MEDICAID CUTS: The fight goes national
In Washington, the current budget proposal by House Budget Committee Chairman Paul Ryan presents a dire future for Medicaid patients in North Carolina, half of whom would lose their coverage if the budget is approved. Ryan’s budget proposal includes more than $1 trillion in Medicaid cuts, a sure-fire way to erode the progress made by North Carolina to reduce the uninsured rate for its most vulnerable citizens, including children.
Other lawmakers have offered proposals that would cut the Medicaid program or fundamentally alter its structure by converting the program into a block grant, setting a cap on federal spending, and rolling back protections that ensure vulnerable North Carolinians can continue their coverage. A Medicaid block grant would not only prevent the program from expanding its coverage, but would also shift costs to states, beneficiaries and health care providers, meaning North Carolina would have to contribute more of its own funds. The state would be left with the choice of raising taxes, cutting spending or slashing eligibility, benefits and provider reimbursement – all amounting to a larger number of uninsured citizens and reduced access to health care.
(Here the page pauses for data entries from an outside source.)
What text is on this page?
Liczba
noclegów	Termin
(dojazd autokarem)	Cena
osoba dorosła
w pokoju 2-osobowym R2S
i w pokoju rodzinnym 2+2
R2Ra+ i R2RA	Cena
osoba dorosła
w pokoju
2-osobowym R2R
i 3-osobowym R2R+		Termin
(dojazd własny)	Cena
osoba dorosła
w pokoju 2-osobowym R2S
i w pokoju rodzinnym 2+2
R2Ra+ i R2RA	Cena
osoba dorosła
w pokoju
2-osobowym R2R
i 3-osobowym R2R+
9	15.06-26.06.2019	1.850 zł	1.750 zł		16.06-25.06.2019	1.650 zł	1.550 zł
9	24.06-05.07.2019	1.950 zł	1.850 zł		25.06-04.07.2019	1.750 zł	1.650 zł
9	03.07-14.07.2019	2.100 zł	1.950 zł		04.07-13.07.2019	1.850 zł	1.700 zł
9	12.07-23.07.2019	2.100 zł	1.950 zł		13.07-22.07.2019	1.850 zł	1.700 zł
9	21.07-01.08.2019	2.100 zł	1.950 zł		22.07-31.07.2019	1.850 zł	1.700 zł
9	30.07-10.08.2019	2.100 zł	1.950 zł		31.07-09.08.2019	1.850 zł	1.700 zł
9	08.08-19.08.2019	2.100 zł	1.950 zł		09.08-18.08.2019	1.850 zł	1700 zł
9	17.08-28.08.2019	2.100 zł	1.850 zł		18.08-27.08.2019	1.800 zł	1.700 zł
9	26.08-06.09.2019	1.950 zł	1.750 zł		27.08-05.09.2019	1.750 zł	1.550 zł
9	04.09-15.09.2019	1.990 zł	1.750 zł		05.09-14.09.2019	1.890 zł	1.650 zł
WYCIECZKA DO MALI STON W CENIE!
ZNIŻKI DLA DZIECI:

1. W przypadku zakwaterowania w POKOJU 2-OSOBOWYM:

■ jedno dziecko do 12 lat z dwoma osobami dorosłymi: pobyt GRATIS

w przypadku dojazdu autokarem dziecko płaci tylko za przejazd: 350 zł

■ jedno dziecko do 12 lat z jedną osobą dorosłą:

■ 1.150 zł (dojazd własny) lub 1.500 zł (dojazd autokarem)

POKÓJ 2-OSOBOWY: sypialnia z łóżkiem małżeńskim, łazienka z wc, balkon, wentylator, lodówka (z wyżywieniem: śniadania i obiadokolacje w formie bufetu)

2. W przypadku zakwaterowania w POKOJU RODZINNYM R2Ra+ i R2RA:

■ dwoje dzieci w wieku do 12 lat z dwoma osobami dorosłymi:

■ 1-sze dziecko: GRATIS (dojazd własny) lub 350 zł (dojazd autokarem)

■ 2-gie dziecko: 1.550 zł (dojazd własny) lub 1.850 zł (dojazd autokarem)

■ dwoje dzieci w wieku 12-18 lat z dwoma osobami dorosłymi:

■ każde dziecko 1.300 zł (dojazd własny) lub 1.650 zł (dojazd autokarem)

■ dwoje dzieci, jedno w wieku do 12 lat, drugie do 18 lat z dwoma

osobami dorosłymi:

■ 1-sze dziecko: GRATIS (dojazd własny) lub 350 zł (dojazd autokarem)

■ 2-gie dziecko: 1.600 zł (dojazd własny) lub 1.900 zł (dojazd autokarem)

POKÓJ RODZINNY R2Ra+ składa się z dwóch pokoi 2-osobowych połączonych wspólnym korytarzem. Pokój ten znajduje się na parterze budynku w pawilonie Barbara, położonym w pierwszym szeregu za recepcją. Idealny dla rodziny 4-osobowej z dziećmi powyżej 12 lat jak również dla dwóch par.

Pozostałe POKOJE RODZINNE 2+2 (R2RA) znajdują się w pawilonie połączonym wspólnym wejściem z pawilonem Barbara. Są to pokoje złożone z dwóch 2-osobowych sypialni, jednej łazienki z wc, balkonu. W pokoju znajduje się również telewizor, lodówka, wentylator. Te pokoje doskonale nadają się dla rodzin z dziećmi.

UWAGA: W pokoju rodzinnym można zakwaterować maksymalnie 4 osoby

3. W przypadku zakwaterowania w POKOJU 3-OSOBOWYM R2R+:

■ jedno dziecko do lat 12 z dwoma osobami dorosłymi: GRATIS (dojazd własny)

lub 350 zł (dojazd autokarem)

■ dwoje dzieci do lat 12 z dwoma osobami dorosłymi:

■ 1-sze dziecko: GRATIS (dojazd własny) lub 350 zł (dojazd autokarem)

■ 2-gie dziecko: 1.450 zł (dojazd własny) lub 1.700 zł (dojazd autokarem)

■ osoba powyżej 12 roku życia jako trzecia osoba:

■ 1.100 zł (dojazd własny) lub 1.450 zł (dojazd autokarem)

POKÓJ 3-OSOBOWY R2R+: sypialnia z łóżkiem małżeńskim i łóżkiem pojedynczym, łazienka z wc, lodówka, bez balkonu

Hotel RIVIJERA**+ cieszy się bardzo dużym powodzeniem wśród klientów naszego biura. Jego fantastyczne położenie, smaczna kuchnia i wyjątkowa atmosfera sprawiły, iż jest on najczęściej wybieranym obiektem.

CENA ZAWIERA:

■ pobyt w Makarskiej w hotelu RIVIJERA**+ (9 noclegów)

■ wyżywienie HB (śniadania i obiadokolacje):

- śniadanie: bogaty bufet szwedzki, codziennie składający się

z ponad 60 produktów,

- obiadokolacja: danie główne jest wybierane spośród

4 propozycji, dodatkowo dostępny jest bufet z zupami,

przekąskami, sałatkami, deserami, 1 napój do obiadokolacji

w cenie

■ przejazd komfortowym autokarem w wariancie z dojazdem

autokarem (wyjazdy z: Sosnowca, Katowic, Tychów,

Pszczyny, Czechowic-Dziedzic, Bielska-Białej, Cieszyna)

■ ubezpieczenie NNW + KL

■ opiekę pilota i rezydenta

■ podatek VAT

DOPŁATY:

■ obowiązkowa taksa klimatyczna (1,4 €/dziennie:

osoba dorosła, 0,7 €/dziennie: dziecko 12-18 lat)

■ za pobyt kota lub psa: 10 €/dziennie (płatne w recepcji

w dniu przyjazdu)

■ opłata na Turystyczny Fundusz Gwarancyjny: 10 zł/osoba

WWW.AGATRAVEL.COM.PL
If the U.S. House-passed plan goes into effect, North Carolina will lose nearly 40 percent of its federal Medicaid funding over the next decade. Children, people with disabilities, and senior citizens account for nearly 90 percent of the North Carolina’s Medicaid spending, and the program provides critical health care and long-term services to more than a million individuals in our state. It’s time for North Carolina lawmakers to send a message in Washington: the state’s Medicaid program provides high-quality care for our state’s most vulnerable citizens. It's critical that lawmakers act to block grant proposals, spending caps, and legislation that would undermine Medicaid and hurt the individuals who most rely on its services.
PROSPERITY WATCH: The new pulse on the state of the economy
The Budget & Tax Center recently launched its Prosperity Watch feature, a new source for information on the state of the economy. This week, the BTC addresses the most recent job data, which shows that there are currently not enough to jobs to make up for the loss of work since the start of the Great Recession.
The current unemployment rate, 9.7 percent, remains unchanged since April, and has hovered around this level since November 2010. Job losses in the public sector over the past year have driven worse-than-expected labor market outcomes, with data showing that North Carolina has lost 32,500 jobs in the government sector since May 2010. Nearly 30,000 more jobs will be lost over the biennium due to state budget cuts, with half of those jobs in the private sector, suggesting even further challenges for the economic recovery in the future.
Click here for the complete breakdown and a graph showing where North Carolina’s job deficit currently stands. And check back every week in NC Justice News for the latest information on the state of the economy.
HEALTH CARE EVENT: Brunch for older adults and caregivers
Join the NC Justice Center and the AARP NC in Greenville on Thursday, June 23, for a free brunch for older adults and caregivers to address the state’s key health care issues.
The event is part of the Campaign for Better Care, which seeks to make improvements in the health care system for vulnerable, older adults, and build a strong and lasting consumer voice for better health care. Be sure your voice is heard. Come and share your experiences, tell us about what you think needs to be changed in North Carolina’s health system, and ask questions of representatives from AARP, the Seniors’ Health Insurance Information program (SHIIP), and other experts.
The lunch will be held on Thursday, June 23 from 10:00 a.m.-12:30 p.m. at the Pitt County Council on Aging/Senior Center at 4551 County Home Road in Greenville.